6. Mengubah Setiap Situasi Menjadi Kompetisi
Dalam hubungan yang sehat, Anda harusnya ikut merayakan kesuksesan orang lain, dan begitu pula sebaliknya. Akan tetapi, ada beberapa orang yang selalu berusaha untuk mengungguli Anda. Jika Anda mendapatkan promosi, mereka akan meremehkan dengan mengatakan "nyaris mendapat tawaran yang lebih besar" agar Anda merasa pencapaian Anda tidak berarti. Perilaku semacam ini mengungkapkan rasa iri dan ketidakamanan yang mendalam dalam diri mereka. Kedekatan sejati hanya dapat tumbuh subur dalam atmosfer perayaan timbal balik, bukan perbandingan yang melelahkan.
7. Menyalahkan Anda atas Kesalahan Mereka
Setiap orang pasti melakukan kesalahan, tetapi orang yang dewasa secara emosional akan bertanggung jawab penuh atas tindakan mereka. Ketika seseorang menolak untuk bertanggung jawab dan malah menyalahkan Anda setiap kali terjadi sesuatu yang buruk, itu adalah manipulasi emosional. Pola ini akan merusak diri Anda secara mendalam sebab Anda mulai meragukan diri sendiri dan meminta maaf atas hal-hal yang bukan merupakan kesalahan Anda. Kedekatan sejati tidak mungkin terwujud tanpa adanya akuntabilitas, kejujuran, dan kesediaan mengakui kesalahan yang telah diperbuat.
8. Menggunakan Cinta atau Kedekatan sebagai Senjata
Pengkhianatan yang paling menyakitkan seringkali datang dari orang terdekat sebab mereka memutarbalikkan kasih sayang menjadi bentuk pengendalian emosi. Mereka mungkin akan menahan kasih sayang saat Anda menolak menuruti kemauan mereka. Mereka juga mungkin membuat Anda merasa tidak berharga ketika Anda mulai menunjukkan kemandirian, atau berkata, "Kamu tidak akan pernah menemukan seseorang yang peduli padamu seperti aku." Ingatlah, cinta sejati seharusnya membuat Anda merasa aman dan tidak pernah memaksa Anda untuk meragukan harga diri Anda sendiri.

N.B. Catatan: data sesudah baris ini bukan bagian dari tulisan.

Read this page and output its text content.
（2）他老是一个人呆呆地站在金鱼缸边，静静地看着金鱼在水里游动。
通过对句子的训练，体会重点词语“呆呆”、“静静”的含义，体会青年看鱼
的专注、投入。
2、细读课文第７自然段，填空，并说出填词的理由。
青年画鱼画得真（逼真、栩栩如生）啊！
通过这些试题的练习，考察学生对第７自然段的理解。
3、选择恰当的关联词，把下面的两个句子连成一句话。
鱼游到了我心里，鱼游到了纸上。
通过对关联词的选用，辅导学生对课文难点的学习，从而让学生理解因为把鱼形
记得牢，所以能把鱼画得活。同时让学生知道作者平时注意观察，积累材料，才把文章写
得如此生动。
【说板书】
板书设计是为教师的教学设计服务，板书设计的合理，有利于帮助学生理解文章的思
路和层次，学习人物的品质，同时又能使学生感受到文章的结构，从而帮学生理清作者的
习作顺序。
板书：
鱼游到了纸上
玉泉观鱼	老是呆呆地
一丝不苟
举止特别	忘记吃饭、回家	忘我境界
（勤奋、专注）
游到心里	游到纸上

Banyak orang diajarkan untuk menjaga kedamaian, bersikap sopan, atau menghindari konflik, bahkan dengan mengorbankan diri sendiri dan perasaan yang sedang dialami. Namun, setiap kali Anda membiarkan seseorang melanggar batasan Anda tanpa konsekuensi berarti, Anda hanya akan memperkuat gagasan bahwa Anda tidak layak mendapatkan perlakuan yang lebih baik dari itu. Mengenali apa yang terasa salah adalah langkah awal yang paling penting untuk berani menegaskan nilai diri Anda sendiri. Pada intinya, Anda tidak berutang akses kepada siapa pun hanya karena Anda peduli pada mereka.